Charlotte Gainsbourg
El cuerpo. Que maravilloso tenerlo y que responda a uno. La piel suave, el cabello que crece, la sangre que palpita y colorea la cara, las piernas después de un golpe. El sudor, las lagrimas que reaccionan al ambiente. El olor de cada cuerpo que es tan personal como la huella. La extensión de los dedos.Y todo lo que sucede sin orquestarlo: la digestion, los estímulos cognitivos, la descomposición inminente. Cada día me encuentro con la sorpresa de que puedo correr, estirarme, bailar, hacer el amor en completa autonomía y como si eso fuera poco lo puedo hacer -además- en gracia y elegancia. Aveces en silencio le doy gracias a Dios por mi cuerpo, y por el de las personas que me rodean en situaciones especificas: el cuerpo de mi amante, el cuerpo de mis padres, de mis compañeras de pilates, de la señora que pasa caminando con su perro, del señor que lleva una carretilla llena de frutas cargada por él. Me maravilla de sobremanera. Hubo un momento al ser bebé que no me podía mover en autonomía, y llegará el momento en que mi cuerpo se oxidé y el movimiento vaya avanzando lentamente a la quietud obligatoria. ¿Qué le va a pasar a mi belleza? ¿de cuántas maneras cambiaré? Me tranquiliza pensar que el viento no dejará de sobarme la piel, ni el sol de calentarme, el agua no dejara de lavarme. Pero, ¿de qué vivirá la parte de mí que vive solo por ser bella, por hacer cosas desde la belleza física? Tengo la certeza de que en cada vida he querido ser bella, no por la forma como tal, si no por la gracia que trae la belleza.
"Ética, belleza y verdad" me dijo una monjita con la que compartí una mesa hace años en el aeropuerto "esos son los pilares de la perfección, de la naturaleza humana". Hay algo profundamente ligero en lo indudablemente bello, nada es bello en su totalidad, y lo que hace a la belleza una virtud es la verdad: La sonrisa alegre y plácida con dientes amarillos de tomar café, los ojos expresivos con arrugas al rededor, el cuerpo erguido y digno con una extremidad más larga que otra. Las desconexiones en la belleza, la hacen honesta, digna, ética.
- Verdad (Honestidad): Es el valor vinculado a la integridad y la veracidad en palabras y acciones. Actuar con la verdad mantiene la dignidad personal y es la esperanza de un mundo mejor.
- Belleza (Estética): Más que lo visual, es considerada la verdad desocultada o la armonía del ser. Puede ser una experiencia sensorial y, a menudo, refleja la bondad, conectándose estrechamente con la ética.
- Ética (Bondad): Se refiere a actuar bajo parámetros de justicia, libertad y bien. La verdadera belleza se manifiesta en actos éticos y en una vida auténtica.
La veracidad en las acciones se la da solamente el lugar desde donde se actúan y si se respaldan, si uno se hace responsable de ellas. La armonía viene principalmente del cuidado, de los actos que uno tiene con el mundo y uno mismo para mantenerlos bellos, sencillos, tocar y tocarse con delicadeza, sin dejar impactos duraderos. Y la bondad, estoy en desacuerdo con que la bondad es solo hacer el bien, la bondad tal vez viene de actuar al mismo tiempo que uno lee las líneas del mundo y trata de respetarlas, no hablo de la sociedad, ni la humanidad si no el micelio que nos une con todo lo vivo. Un depredador es bondadoso cuando mata a su presa, un depredador es bondadoso cuando mata por hambre y no por crueldad.
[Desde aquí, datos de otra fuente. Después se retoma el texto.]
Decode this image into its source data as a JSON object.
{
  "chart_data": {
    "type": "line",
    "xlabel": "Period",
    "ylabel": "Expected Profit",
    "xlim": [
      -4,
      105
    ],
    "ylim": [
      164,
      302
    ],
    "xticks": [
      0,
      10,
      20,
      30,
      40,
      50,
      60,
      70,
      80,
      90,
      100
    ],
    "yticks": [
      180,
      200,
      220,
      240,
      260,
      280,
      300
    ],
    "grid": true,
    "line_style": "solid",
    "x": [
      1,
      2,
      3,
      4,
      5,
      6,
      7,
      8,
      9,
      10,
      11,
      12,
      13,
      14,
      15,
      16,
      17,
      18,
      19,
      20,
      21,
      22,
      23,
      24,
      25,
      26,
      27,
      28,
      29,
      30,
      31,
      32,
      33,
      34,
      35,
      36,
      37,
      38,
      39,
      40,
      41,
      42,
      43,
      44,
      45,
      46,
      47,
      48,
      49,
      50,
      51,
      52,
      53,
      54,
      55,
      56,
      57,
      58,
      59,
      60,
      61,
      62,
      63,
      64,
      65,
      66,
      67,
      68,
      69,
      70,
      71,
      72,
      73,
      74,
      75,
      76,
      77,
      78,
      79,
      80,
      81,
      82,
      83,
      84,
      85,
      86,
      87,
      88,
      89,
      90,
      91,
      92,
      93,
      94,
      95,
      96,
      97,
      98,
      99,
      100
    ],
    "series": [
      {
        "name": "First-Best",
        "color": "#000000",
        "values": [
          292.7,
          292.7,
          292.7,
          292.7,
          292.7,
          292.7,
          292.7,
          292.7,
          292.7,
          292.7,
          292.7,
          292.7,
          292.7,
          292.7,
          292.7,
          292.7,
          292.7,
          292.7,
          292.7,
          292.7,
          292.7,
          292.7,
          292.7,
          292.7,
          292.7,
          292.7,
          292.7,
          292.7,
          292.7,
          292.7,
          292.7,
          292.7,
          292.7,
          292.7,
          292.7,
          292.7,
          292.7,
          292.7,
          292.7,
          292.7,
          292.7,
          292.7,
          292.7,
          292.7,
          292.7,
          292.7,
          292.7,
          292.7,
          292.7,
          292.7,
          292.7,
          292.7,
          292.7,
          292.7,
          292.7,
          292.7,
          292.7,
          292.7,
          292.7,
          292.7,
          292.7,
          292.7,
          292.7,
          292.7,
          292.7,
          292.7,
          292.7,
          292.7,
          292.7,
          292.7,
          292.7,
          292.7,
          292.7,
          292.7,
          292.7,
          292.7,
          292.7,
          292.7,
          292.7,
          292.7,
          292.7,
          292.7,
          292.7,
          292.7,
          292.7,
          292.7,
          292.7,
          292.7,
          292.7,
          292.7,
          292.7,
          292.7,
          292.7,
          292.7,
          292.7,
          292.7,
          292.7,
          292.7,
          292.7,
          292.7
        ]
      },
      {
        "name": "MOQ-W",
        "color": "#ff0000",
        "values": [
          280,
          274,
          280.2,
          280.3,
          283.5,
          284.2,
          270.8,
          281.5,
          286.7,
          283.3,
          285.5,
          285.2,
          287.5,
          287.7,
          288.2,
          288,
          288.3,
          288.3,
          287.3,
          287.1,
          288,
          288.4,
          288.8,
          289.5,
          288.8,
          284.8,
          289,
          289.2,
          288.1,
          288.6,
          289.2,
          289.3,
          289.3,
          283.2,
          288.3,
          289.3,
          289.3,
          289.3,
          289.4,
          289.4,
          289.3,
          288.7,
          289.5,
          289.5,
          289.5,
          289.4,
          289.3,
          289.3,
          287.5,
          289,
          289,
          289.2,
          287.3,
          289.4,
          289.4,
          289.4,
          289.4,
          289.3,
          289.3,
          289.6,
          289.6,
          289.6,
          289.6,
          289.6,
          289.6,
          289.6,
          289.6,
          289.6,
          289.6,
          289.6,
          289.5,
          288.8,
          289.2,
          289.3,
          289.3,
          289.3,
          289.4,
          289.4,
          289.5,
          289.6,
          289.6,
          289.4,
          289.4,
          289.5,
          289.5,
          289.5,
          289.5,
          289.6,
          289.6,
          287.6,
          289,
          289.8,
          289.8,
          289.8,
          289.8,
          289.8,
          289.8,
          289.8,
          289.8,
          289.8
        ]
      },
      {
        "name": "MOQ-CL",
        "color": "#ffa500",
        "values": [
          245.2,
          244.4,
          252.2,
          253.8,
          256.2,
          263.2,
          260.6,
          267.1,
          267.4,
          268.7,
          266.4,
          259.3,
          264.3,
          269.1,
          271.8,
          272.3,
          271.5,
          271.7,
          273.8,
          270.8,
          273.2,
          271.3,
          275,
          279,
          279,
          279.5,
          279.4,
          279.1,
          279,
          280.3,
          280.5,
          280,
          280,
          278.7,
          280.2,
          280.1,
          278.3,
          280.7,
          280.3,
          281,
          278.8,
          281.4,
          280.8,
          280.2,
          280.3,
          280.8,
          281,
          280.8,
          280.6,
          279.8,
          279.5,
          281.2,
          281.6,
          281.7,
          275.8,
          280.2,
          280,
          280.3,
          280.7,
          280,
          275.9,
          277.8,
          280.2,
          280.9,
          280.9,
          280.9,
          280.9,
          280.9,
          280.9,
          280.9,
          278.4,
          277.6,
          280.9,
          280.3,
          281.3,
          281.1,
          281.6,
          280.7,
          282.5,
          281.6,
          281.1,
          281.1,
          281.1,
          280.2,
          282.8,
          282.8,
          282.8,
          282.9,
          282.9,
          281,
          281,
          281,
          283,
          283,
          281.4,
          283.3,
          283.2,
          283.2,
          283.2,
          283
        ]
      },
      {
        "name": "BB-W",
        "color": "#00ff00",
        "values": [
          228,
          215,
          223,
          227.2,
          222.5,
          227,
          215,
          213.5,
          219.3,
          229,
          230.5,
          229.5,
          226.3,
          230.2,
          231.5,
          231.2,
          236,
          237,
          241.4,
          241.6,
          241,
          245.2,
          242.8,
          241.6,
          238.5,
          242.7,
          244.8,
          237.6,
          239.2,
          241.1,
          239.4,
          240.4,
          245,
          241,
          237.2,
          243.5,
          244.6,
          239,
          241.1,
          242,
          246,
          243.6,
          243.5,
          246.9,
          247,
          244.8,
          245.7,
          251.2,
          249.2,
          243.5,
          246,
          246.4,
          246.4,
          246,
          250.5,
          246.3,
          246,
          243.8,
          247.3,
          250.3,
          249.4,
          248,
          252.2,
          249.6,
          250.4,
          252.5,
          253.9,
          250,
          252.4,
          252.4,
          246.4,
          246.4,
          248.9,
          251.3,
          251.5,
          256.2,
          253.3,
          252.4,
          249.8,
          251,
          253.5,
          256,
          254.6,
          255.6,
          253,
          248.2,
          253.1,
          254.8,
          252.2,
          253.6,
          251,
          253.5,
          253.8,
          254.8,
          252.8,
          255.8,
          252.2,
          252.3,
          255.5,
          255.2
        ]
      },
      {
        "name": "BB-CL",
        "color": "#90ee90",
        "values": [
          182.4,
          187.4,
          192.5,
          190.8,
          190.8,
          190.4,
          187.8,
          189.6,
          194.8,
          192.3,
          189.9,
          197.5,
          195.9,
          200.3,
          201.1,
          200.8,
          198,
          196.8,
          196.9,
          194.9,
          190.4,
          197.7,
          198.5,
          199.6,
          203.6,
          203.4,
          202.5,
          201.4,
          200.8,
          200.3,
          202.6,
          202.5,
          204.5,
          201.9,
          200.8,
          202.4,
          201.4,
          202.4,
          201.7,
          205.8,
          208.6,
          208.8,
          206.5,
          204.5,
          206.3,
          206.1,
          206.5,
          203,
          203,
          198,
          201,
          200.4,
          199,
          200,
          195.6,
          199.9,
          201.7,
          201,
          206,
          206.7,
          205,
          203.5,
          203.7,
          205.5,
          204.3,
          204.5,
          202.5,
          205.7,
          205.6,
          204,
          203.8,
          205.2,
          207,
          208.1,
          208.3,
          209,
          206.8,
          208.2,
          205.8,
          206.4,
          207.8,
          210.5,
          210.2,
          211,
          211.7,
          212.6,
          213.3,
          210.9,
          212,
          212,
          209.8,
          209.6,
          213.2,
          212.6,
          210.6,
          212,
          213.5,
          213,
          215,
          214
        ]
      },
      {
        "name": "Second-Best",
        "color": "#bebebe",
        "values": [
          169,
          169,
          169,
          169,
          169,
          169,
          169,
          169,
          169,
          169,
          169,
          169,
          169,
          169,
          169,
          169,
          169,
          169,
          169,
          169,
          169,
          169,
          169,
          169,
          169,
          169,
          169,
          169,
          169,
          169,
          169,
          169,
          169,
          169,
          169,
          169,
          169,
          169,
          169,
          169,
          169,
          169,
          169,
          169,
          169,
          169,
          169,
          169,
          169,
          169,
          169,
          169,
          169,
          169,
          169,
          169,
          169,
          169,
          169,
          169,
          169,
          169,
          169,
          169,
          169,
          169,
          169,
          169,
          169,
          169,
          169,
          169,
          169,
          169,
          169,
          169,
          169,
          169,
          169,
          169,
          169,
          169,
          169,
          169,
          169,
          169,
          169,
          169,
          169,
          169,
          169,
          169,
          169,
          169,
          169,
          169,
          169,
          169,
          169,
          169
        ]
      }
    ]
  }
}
Así que a lo mejor -si he escogido ser bella en cada vida y lo he practicado como manera de vivir- sea imposible dejar de serlo. Tal vez mis ojos pierdan su verdor, mi cuerpo se marchite; mi cabello, el bello en mi cuerpo se vuelva delgado, mi caminar cansado, pero la belleza -lo que realmente me da miedo perder- sea perpetua.
"¿Me amarás aún cuando ya no sea joven y hermosa?" "¿Me amarás aún cuando brille no por mi belleza si no por mis palabras?"